Nan kneads the story some more. ‘What was he doing? In Shaughnessy’s, I wonder?’

Mary doesn’t answer. She’s not going to speak about him any more. ‘Nothing,’ she says, after a while.

‘Nothing?’

‘Nothing. Just looking at the river.’

 

That night he’s with her in her bed.

Not in that way.

She’s lying in her bed with the curtains drawn and the window open because the April night is softer than tissue and because she can’t get enough air. She’s lying on her side facing the window and the room is loud with that song the river has when the rain is spring heavy and the Shannon flowing fast. She can’t sleep. He won’t let her. What was he doing there? Why did he not turn? She’s angry with him, which marks a deepening and keeps him there, as if already their relationship is a living thing and he is already someone with whom she can get angry. She moves on to her other side and puts the pillow over her ear. But it’s useless. Somehow the river is louder when you cover your ears. It’s like the sea in shells. You hear it in your blood. I used try to escape it with headphones when I told Mam I couldn’t bear to hear the river running any more and for weeks she tried everything, taping the vent in the skylight, hanging chimes made of shells, bringing up Dad’s music and playing it loud, but even J.S. Bach had to pause sometime and between his Movements the river sang and in the end I stood in my nightie and opened the skylight and screamed at it, which is neither great for your reputation or stopping river noise.
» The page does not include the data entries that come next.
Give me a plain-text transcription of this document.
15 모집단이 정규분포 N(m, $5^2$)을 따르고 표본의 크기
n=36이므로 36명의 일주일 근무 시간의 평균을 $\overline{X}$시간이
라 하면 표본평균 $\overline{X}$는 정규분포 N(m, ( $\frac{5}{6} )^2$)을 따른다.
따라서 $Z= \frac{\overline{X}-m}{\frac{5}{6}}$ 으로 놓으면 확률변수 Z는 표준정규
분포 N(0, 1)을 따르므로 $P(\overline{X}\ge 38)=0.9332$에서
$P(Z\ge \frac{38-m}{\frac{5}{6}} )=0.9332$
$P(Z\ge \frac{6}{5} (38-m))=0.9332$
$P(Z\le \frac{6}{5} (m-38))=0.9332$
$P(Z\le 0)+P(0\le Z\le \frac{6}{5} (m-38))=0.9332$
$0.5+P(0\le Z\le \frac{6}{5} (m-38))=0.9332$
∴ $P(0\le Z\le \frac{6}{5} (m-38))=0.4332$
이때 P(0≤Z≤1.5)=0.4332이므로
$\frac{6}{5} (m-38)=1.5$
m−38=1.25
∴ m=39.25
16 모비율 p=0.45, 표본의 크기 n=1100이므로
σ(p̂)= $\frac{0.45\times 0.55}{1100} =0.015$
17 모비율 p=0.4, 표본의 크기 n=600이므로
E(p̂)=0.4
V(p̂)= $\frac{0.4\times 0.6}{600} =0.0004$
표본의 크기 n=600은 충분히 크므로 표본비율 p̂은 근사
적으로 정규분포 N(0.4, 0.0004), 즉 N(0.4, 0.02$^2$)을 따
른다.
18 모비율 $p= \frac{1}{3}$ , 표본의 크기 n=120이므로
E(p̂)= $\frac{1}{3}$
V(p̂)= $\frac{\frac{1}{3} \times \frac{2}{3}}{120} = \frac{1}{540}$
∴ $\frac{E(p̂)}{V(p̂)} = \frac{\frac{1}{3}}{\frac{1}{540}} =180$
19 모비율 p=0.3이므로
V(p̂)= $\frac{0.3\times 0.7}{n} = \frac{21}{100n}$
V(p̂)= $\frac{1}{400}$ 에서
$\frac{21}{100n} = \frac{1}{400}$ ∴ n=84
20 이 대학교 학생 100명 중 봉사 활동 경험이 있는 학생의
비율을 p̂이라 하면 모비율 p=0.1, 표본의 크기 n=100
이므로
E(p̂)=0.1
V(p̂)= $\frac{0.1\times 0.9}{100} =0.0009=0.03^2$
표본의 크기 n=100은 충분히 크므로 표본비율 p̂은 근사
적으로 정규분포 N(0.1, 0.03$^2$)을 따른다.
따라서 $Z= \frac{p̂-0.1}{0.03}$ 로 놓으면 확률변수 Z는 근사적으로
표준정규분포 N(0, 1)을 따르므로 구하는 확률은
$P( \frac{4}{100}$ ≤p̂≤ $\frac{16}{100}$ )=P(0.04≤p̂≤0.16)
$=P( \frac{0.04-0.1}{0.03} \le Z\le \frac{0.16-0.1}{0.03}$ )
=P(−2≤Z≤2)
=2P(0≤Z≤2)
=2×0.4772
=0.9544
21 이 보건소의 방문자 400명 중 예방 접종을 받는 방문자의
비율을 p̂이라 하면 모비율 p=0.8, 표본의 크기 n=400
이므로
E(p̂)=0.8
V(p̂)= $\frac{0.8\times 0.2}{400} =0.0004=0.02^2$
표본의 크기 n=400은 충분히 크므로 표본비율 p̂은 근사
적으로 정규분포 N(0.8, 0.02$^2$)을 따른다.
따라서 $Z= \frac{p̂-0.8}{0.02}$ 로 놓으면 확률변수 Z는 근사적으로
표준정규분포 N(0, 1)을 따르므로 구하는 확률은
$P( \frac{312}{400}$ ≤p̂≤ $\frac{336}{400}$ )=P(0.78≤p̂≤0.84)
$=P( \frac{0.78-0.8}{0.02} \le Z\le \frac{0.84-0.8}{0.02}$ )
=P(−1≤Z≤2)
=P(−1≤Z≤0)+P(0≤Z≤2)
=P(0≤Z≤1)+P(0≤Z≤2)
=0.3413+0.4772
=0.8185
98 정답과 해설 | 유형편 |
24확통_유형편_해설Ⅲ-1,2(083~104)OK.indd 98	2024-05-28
Mary’s angry at him. Then she’s angry at herself for even thinking about him. And so in the bed they are joined. It’s not an ideal relationship, but it’s a start. I have the same thing with Vincent Cunningham, so I know. She tells herself to forget about him, but if there’s one sure way not to forget something it’s to say Forget That.

Why is her pillow so lumpy?

Why is the sheet so twisted around her legs?

Why, why, why is there no air in April?

They have a hell of a night together.

In the morning the birds are singing with that extra-demented loudness they have in spring in Clare, they’re all ADHD and they’ve got this urgent message they’re trying to deliver but because God’s a comedian they can only speak it in chirrup. Mary comes into the kitchen. Nan is there already. Since her husband died she can’t bear being in the bed and sleeps in the chair so she’s up before the birds, the bread loaves that were out upside down overnight are now being tapped on their backs before Marty Mungovan who was sweet on Nan from her dancing days comes to collect them.